La vida puede ser muy dura para esos que apenas nacen ya no
le importan a nadie. Hay que ser muy guapo para bancarse esa realidad. Lo pensó
una vez más mientras lo preparaban para el combate. Cuando uno no tiene nada (o
casi) que perder, es más fácil soportar los golpes de la vida, y hacerse
fuerte. La vida… eso es lo único que se tiene para perder. Así que hay que
aferrarse a ella, con las uñas si es necesario, para que no se escape, la muy
roñosa.
Roña le estaba
buscando ese hijo del mal que lo miraba al otro lado del patio, revoleando el
cogote, entrando en calor para lo que vendría después. Se hacía el gallito,
pavoneándose frente a la peonada, yendo de un lado al otro, como quien se cree
mejor que cualquiera. Que siguiera así, dentro de un rato iban a jugar al
gallito… y gallito ciego iba a quedar.
Él no se
pavoneaba. Él se erguía recto, fuerte, duro, como la vida. Él era El Guapo, y
le hacía honor al nombre sin ningún changüí.
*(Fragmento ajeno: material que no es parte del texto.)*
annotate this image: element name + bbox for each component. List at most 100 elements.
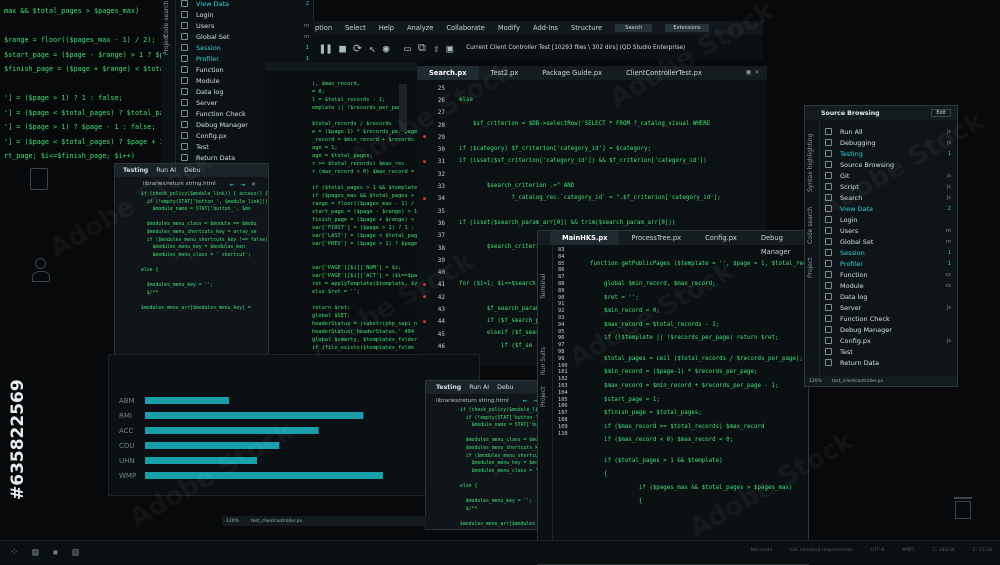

Ya de muy chico había tenido que
mostrar fortaleza, como el día en que surgió una disputa con uno de sus
hermanos mayores que se hacía el vivo con su comida: se le plantó, lo fajó de
lo lindo y el taimado terminó perdiendo un ojo, ante la vista impasible de su
madre. Ahí fue cuando el patrón se dio cuenta que él tenía otras cosas para
dar, que no era uno más. Ese mismo día se lo llevó, y lo empezó a preparar.
Preparar para
carnicerías como la que estaba a punto de empezar, en esos galpones perdidos en
el medio de la provincia, en esas veladas nocturnas de combates ilegales cerca
de los esteros, uno tras otro, tras otro, tras otro irían cayendo, hasta que sólo
uno de los que peleaban se iría caminando sobre sus dos patas.
Hasta ahora El
Guapo siempre había salido caminado. Cuando la vida no te trata bien, o te
hacés fuerte o le das de comer a la indiada. Tenés que demostrar que servís
para algo más que el resto, que podés aportar otras cosas. Sangre, ferocidad,
violencia, ira, muerte… él tenía mucho de todas. Lo dejó en claro cuando lo
enfrentaron a otros más grandes y curtidos que él en los entrenamientos:
siempre se los tenían que sacar antes de que les arrancara el cogote a los muy
taimados. Se pensaban que porque era jovencito le iban a cortar las alas.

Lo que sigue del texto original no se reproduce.